Sakun's Kampot |
Jim Pollock |
Just outside of Kampot town is the district of Chum Kriel, which contains hundreds of salt fields, fringed with small, basic houses and rice paddies. This book tells the stories of some of the resilient, resourceful and courageous people who have made their lives there.
Based an both documentary research and individual interviews, Sakun's Kampot provides some answers to those who are curious about what the southernmost edge of Cambodia has been through during the last 200 years. Kampot province has been a land of bandits and pirates, insurrection and terrible brutality, pioneering agriculture and tribal enclaves, and colonialist endeavours and heroic resistance.
In particular, the book follows the extended family of Sakun Po through the twentieth century to the present, including the catastrophic 1970s, when civil war and the Khmer Rouge dominated the province.
Kampot is being drawn rapidly into the technological new millennium but this book seeks to ensure its rich past is not forgotten.

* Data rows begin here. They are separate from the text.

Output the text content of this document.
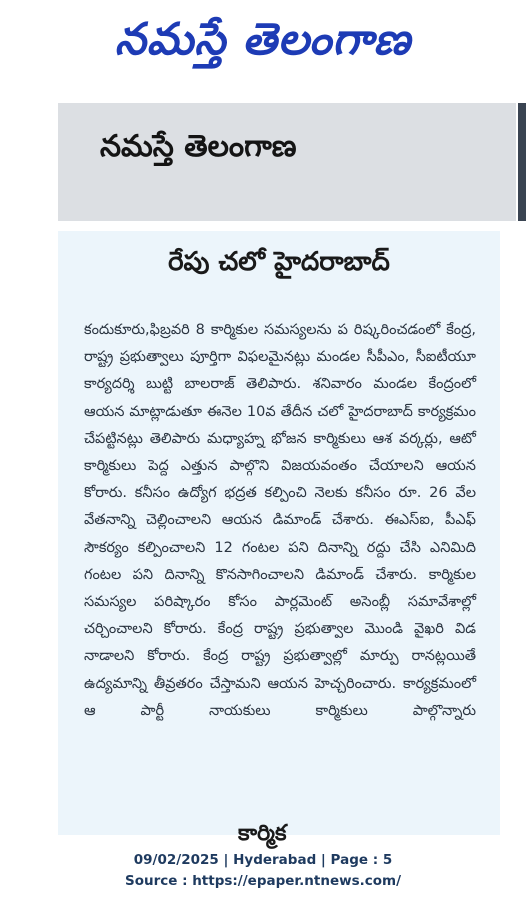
నమస్తే తెలంగాణ
నమస్తే తెలంగాణ
రేపు చలో హైదరాబాద్

కందుకూరు,ఫిబ్రవరి 8 కార్మికుల సమస్యలను ప రిష్కరించడంలో కేంద్ర, రాష్ట్ర ప్రభుత్వాలు పూర్తిగా విఫలమైనట్లు మండల సీపీఎం, సీఐటీయూ కార్యదర్శి బుట్టి బాలరాజ్ తెలిపారు. శనివారం మండల కేంద్రంలో ఆయన మాట్లాడుతూ ఈనెల 10వ తేదీన చలో హైదరాబాద్ కార్యక్రమం చేపట్టినట్లు తెలిపారు మధ్యాహ్న భోజన కార్మికులు ఆశ వర్కర్లు, ఆటో కార్మికులు పెద్ద ఎత్తున పాల్గొని విజయవంతం చేయాలని ఆయన కోరారు. కనీసం ఉద్యోగ భద్రత కల్పించి నెలకు కనీసం రూ. 26 వేల వేతనాన్ని చెల్లించాలని ఆయన డిమాండ్ చేశారు. ఈఎస్ఐ, పీఎఫ్ సౌకర్యం కల్పించాలని 12 గంటల పని దినాన్ని రద్దు చేసి ఎనిమిది గంటల పని దినాన్ని కొనసాగించాలని డిమాండ్ చేశారు. కార్మికుల సమస్యల పరిష్కారం కోసం పార్లమెంట్ అసెంబ్లీ సమావేశాల్లో చర్చించాలని కోరారు. కేంద్ర రాష్ట్ర ప్రభుత్వాల మొండి వైఖరి విడ నాడాలని కోరారు. కేంద్ర రాష్ట్ర ప్రభుత్వాల్లో మార్పు రానట్లయితే ఉద్యమాన్ని తీవ్రతరం చేస్తామని ఆయన హెచ్చరించారు. కార్యక్రమంలో ఆ పార్టీ నాయకులు కార్మికులు పాల్గొన్నారు

కార్మిక
09/02/2025 | Hyderabad | Page : 5
Source : https://epaper.ntnews.com/
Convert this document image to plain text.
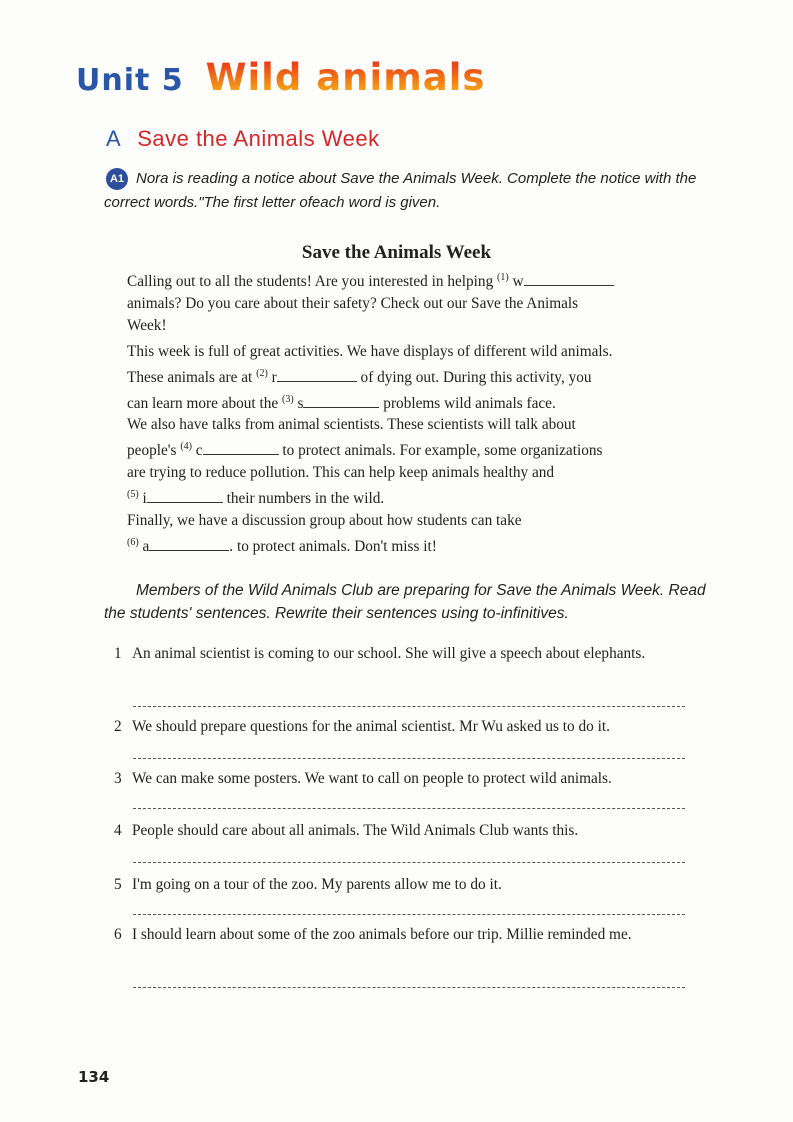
Unit 5 Wild animals
A Save the Animals Week
A1 Nora is reading a notice about Save the Animals Week. Complete the notice with the
correct words."The first letter ofeach word is given.
Save the Animals Week
Calling out to all the students! Are you interested in helping $^{(1)}$ w
animals? Do you care about their safety? Check out our Save the Animals
Week!
This week is full of great activities. We have displays of different wild animals.
These animals are at $^{(2)}$ r	of dying out. During this activity, you
can learn more about the $^{(3)}$ s	problems wild animals face.
We also have talks from animal scientists. These scientists will talk about
people's $^{(4)}$ c	to protect animals. For example, some organizations
are trying to reduce pollution. This can help keep animals healthy and
$^{(5)}$ i	their numbers in the wild.
Finally, we have a discussion group about how students can take
$^{(6)}$ a	. to protect animals. Don't miss it!
Members of the Wild Animals Club are preparing for Save the Animals Week. Read
the students' sentences. Rewrite their sentences using to-infinitives.
1 An animal scientist is coming to our school. She will give a speech about elephants.
2 We should prepare questions for the animal scientist. Mr Wu asked us to do it.
3 We can make some posters. We want to call on people to protect wild animals.
4 People should care about all animals. The Wild Animals Club wants this.
5 I'm going on a tour of the zoo. My parents allow me to do it.
6 I should learn about some of the zoo animals before our trip. Millie reminded me.
134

Jim Pollock has been a secondary teacher for most of his working life and currently works with new generations of teachers at Curtin University in Perth, WA. He is very pleased to have more time, post a teaching career, to devote to collecting and retelling stories involving Cambodia, especially in partnership with his friend and colleague, Steve Ireland. Jim also co-edited “If on this Earth there are Angels” with Addheka SengBou.